I funzionari iraniani stanno inviando segnali contrastanti su una potenziale ritorsione contro Israele. All’interno del corpo dei guardiani della rivoluzione dell’apparato del regime teocratico si allargano le crepe tra chi vorrebbe dare una dura risposta a Israele per l’attacco subito il 26 ottobre, minacciando al contempo di accelerare il processo di arricchimento dell’Uranio per dotarsi nel più breve tempo possibile dell’arma nucleare come deterrenza e chi invece spinge per non procedere oltre nel conflitto con Israele perché a loro avviso la Repubblica islamica non reggerebbe a un confronto militare diretto con Israele che avrebbe consegue disastrose sulla tenuta stessa della repubblica che è molto odiata in patria da gran parte della popolazione che oltretutto sta sopportando una crisi economica disastrosa.

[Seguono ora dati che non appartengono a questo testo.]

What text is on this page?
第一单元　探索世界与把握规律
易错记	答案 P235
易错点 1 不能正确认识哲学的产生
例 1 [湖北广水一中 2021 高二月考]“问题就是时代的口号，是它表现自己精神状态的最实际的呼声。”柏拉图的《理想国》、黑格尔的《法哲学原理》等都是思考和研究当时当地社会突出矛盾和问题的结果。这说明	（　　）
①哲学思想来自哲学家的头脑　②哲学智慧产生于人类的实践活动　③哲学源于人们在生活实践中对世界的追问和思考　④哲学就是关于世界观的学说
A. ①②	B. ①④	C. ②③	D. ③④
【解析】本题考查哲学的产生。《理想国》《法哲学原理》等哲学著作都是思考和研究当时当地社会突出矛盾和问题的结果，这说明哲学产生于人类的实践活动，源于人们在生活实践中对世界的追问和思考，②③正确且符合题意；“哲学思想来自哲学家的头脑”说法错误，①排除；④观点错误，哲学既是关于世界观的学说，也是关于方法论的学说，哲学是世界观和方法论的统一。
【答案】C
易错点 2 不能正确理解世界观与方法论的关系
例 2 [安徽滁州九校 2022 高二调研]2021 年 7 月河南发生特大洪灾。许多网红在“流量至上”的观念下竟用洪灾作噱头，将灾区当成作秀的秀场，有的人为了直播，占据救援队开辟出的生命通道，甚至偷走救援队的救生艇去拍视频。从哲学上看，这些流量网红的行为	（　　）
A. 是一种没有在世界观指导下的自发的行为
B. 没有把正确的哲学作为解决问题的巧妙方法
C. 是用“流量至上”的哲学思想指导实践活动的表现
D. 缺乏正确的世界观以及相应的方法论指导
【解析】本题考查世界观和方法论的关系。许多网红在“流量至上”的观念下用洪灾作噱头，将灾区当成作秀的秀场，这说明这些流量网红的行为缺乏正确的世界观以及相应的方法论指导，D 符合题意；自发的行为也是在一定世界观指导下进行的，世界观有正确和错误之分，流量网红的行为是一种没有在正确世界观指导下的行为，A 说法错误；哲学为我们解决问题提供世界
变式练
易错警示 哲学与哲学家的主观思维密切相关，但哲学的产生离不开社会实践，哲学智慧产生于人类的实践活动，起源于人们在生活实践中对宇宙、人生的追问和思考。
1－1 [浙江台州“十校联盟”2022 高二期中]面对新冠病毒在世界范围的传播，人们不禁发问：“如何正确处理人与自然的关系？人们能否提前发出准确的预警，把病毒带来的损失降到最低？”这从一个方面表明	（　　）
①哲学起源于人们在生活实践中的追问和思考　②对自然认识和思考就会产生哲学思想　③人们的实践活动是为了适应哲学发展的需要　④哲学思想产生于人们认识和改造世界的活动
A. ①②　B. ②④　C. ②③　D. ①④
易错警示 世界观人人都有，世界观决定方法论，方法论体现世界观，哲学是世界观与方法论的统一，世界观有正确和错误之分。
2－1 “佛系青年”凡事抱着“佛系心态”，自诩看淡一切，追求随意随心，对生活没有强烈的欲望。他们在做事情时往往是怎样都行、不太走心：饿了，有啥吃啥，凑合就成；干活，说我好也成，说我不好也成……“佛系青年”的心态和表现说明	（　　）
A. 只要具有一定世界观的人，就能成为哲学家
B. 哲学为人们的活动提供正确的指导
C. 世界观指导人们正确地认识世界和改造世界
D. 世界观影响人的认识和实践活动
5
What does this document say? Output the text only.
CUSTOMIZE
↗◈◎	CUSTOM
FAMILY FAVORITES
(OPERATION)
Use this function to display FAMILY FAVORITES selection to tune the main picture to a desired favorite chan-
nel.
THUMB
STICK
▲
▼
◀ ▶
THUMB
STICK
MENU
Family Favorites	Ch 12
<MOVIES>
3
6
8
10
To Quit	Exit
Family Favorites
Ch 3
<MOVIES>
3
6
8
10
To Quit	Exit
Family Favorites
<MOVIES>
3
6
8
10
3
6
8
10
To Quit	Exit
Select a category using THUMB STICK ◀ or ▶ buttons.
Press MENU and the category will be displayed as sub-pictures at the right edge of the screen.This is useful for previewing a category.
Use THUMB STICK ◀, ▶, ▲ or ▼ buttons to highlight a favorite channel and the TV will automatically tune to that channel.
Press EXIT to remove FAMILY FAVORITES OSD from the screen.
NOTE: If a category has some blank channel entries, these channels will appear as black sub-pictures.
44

Sembra che in questa fase l’Iran non abbia una vera e unica guida e che ogni leader di corrente all’interno dell’apparato della Repubblica islamica si pronunci per sé. E allora da una parte c’è chi come Kamal Kharazi, capo del Consiglio strategico per le relazioni estere che ha riferito domenica che l’Iran ha dichiarato ai paesi arabi della regione che sta pianificando una risposta forte e complessa a Israele e che prevede l’impiego di testate ancora più potenti e di altre armi e c’è invece come il presidente Pezeshkian che cerca di smorzare i toni. L’impressione che si ha è che all’interno dell’amministrazione iraniana vi sia molta confusione sul da farsi e che le crepe già esistenti all’interno del corpo dei guardiani della rivoluzione si stiano allargando con vere e proprie faide, soprattutto dopo la dura risposta di Israele nella notte del 26 ottobre che ha messo in ginocchio l’apparato militare di sicurezza del paese indebolendone fortemente e ulteriormente la sua capacità di deterrenza.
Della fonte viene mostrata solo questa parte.